3. Neo-Marxist, who see all environmentally-motivated government intervention as a back-door way to implement Socialism.
4. The Chinese Government, who want to continue to shift industrial production from the United States to China, and are able to wield significant pressure with all the debt they own.
Obama wouldn’t want to solve the climate change crisis, any more that Dubya wanted to win the War on Terror. Both politicians are interested in a perpetual crisis that they can exploit to carry out their political agenda. Different demographics respond better to different types of fear-mongering. Just like with the War on Terror, the threat (terrorism) is real, but highly exaggerated and distorted in propaganda, Global Climate Change is real, but highly exaggerated and distorted in propaganda.
Hmm. The “ever-perceptive Stan Collender” ckaims:
Should I take that as meaning that President Obama was never that serious about having pollution credits auctioned off? Silly me, I thought that the White House had lost control of a fair amount of the process, and allowed the bill to be watered down with more corporate welfare than actual emissions reductions.
Why not nuclear? Um, because it would work!
If Obama were to adopt the China or French nuclear power industry approach, would he be called a socialist, or a communist?
France’s power industry was nationalized by a communist cabinet minister under De Gaul as I recall, and then I believe they decided they would become energy independent no matter what and thus they adopted a government command and control structure that employed government technocrats to direct a government workforce to build and run the French energy utility industry. And the technocrats made sure that they responded to the public fears with carefully crafted speech to frame the issue and convince the French people that the government technocrats were trustworthy managers of the national power industry.
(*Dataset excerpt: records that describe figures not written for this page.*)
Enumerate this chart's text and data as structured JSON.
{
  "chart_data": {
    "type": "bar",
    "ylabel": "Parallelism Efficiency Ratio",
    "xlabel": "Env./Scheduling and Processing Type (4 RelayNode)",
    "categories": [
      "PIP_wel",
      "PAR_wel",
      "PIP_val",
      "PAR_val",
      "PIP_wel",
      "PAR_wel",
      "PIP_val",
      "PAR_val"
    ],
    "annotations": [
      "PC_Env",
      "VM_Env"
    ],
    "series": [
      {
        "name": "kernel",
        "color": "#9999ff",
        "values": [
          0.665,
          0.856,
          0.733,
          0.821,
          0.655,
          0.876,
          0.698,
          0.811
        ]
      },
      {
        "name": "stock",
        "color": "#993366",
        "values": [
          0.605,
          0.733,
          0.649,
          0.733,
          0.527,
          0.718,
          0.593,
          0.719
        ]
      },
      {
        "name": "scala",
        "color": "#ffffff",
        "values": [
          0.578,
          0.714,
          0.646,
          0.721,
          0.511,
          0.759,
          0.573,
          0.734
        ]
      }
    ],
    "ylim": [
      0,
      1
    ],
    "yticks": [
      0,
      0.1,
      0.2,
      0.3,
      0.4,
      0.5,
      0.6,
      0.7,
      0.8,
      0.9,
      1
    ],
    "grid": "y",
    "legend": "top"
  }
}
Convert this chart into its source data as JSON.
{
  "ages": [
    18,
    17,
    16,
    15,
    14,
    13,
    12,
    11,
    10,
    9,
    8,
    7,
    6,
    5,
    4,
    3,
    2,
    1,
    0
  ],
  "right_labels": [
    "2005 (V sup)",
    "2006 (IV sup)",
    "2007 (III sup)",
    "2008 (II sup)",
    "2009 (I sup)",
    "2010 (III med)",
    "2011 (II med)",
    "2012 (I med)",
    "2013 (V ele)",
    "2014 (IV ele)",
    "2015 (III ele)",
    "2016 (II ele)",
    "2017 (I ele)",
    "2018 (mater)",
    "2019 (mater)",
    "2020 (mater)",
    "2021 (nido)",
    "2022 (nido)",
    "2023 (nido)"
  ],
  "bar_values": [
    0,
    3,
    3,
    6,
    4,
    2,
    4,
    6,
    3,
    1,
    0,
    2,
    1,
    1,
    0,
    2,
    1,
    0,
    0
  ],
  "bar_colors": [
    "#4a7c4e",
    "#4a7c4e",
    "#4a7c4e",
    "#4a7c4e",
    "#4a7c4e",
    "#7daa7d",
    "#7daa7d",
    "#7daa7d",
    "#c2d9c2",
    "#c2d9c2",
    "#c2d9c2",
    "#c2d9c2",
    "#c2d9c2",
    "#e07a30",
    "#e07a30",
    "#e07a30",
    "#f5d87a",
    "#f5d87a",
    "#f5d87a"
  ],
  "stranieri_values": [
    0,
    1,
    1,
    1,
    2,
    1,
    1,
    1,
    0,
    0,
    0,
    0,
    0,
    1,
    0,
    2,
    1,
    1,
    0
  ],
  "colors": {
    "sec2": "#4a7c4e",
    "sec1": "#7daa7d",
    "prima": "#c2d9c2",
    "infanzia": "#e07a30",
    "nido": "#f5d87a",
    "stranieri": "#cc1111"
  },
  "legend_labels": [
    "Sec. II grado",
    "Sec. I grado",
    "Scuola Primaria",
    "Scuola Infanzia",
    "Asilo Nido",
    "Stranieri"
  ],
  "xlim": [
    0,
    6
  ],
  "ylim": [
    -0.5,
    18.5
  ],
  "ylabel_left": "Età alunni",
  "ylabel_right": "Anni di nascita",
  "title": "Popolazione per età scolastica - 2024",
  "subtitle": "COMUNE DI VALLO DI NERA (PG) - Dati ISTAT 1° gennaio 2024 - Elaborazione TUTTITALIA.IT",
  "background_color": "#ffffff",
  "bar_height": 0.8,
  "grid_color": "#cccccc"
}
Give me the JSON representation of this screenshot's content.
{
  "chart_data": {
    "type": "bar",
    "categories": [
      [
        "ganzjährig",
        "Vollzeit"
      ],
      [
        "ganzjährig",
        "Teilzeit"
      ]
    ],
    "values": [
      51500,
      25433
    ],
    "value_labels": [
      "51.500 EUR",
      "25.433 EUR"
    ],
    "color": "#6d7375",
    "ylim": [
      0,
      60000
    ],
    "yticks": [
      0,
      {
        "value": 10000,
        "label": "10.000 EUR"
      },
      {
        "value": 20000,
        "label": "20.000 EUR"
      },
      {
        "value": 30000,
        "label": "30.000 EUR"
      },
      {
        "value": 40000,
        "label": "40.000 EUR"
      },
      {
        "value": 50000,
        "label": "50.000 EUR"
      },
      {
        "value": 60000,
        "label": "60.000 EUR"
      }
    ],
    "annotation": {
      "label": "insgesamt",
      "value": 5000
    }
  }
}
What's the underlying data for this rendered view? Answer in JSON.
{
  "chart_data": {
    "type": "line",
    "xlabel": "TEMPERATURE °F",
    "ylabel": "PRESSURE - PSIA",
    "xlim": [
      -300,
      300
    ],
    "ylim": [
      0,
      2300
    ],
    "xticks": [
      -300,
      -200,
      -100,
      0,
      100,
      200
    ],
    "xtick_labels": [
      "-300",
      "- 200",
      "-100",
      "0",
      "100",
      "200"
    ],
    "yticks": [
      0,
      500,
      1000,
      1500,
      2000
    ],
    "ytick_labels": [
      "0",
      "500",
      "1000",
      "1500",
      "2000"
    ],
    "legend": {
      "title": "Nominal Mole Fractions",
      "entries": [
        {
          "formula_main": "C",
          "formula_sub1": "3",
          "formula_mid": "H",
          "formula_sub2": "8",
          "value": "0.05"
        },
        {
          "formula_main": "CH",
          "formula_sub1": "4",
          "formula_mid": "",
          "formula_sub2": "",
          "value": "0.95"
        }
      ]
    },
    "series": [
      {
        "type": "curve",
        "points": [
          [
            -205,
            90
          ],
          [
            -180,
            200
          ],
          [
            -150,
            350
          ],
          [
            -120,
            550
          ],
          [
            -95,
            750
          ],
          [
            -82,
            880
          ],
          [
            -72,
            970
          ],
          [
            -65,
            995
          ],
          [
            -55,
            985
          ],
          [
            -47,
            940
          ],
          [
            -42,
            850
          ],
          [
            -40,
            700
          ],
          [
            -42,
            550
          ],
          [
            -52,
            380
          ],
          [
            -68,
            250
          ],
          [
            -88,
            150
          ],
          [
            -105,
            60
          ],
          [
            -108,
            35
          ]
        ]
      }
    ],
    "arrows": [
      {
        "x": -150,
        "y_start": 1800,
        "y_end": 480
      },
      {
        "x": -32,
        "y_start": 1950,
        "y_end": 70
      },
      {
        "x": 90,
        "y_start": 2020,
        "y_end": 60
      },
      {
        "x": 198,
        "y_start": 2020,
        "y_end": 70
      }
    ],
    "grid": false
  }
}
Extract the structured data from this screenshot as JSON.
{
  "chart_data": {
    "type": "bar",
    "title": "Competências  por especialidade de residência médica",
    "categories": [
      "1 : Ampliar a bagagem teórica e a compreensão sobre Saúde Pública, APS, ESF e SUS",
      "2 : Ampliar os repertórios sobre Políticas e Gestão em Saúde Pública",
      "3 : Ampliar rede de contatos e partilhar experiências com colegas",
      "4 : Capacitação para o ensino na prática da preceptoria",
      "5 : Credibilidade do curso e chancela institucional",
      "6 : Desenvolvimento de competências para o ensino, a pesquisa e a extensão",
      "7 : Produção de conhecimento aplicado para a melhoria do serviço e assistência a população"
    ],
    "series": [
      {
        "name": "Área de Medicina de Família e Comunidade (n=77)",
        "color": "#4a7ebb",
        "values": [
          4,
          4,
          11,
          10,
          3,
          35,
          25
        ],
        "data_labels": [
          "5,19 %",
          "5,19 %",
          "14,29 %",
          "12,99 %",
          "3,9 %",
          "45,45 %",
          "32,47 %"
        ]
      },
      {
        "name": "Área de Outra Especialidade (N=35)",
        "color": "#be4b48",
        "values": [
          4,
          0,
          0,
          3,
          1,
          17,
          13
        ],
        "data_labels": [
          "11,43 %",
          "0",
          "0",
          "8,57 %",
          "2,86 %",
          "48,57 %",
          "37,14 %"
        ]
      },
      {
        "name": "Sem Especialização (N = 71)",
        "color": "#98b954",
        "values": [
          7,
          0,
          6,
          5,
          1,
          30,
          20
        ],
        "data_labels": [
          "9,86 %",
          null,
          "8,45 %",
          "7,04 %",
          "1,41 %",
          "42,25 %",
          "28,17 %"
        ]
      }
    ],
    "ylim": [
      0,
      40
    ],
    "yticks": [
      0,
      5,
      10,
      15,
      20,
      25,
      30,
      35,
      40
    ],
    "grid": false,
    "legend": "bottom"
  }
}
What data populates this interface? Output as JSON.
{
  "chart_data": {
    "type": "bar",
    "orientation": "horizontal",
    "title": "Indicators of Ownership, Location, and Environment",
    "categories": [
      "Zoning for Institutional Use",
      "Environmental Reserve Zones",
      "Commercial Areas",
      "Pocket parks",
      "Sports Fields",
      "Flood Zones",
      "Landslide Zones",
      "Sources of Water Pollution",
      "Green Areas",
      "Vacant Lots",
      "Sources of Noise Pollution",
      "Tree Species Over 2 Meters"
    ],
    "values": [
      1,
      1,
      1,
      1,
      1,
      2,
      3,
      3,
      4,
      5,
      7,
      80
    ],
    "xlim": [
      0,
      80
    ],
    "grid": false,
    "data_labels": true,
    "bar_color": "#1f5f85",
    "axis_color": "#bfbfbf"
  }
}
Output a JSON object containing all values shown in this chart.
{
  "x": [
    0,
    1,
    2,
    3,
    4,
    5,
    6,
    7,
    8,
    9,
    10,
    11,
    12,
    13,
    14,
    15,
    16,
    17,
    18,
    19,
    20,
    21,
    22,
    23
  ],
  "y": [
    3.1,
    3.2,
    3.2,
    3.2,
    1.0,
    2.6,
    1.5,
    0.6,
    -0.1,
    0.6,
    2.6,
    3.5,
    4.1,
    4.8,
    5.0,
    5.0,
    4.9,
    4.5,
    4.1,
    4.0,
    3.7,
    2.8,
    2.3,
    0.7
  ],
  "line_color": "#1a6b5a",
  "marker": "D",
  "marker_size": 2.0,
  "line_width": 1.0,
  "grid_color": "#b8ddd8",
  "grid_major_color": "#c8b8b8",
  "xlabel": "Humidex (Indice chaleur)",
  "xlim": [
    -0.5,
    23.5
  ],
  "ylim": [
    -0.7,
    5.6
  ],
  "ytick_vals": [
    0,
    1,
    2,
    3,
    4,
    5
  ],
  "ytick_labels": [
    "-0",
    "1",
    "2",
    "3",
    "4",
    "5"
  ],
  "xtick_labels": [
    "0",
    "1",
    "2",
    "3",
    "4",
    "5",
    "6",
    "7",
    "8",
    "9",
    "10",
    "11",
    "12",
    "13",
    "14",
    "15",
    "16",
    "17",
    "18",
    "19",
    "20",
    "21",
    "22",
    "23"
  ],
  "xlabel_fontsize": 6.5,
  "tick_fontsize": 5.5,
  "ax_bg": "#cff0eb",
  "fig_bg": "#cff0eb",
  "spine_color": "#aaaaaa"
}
And in China, the power industry is government run, and the policies that direct the investment in nuclear, and including the most advanced nuclear reactor designs, not to mention high CAFE standards, wind, solar, etc, all directed by government central planners.
All the US nuclear reactors were approved with positive return in investment assured by government central planners, the PUCs. Once the power industry in the US was no longer overseen by government central planners and it became purely free market, not a single nuclear power plant project has been financed by the free market. For the free market financiers, wind, solar, energy efficiency, cogen, and just about anything is lower in risk than nuclear. And the environmental, NIMBY, zoning, et al issues block wind, solar, PV, coal projects just as much as nuclear projects. Cape Wind has been delayed a decade, but the investors are still willing to invest in its construction, while the nuclear plant projects seem to fade away even with government aid on the projects.
If you point to the success of nuclear as a result of government central planner dictating their construction, then at least call for government central planners to dictate nuclear, rather than calling for the result with out stating the means.
Nuclear fission power is good and some of the new designs (Thorium buring molten salt reactors, pebble bed reactors, IFR, etc.) resolve the issues that bedevil existing plants (nuclear waste, weapons proliferation). I expect nuclear power to be very big in Asia in the coming decades.
However, we will not see any of this in the U.S. The reason is regulatory bureaucracy. All of the approved design specifications were frozen in the 70′s. To get the NRC to approve new designs would take enormous efforts taking years and years. Nuclear will not play a role in the U.S. energy future.
Perhaps someone will put up microwave reflector satellites (these could be done with a single launch, unlike space-based solar power collectors) where we could buy some of that nuclear generated electricity from China and receive it using rectennas in the southwest deserts. This will be how we get most of our electricity in 2030 or so. On the other hand, most of the boomers will be dead and opposition to nuclear power will be much less.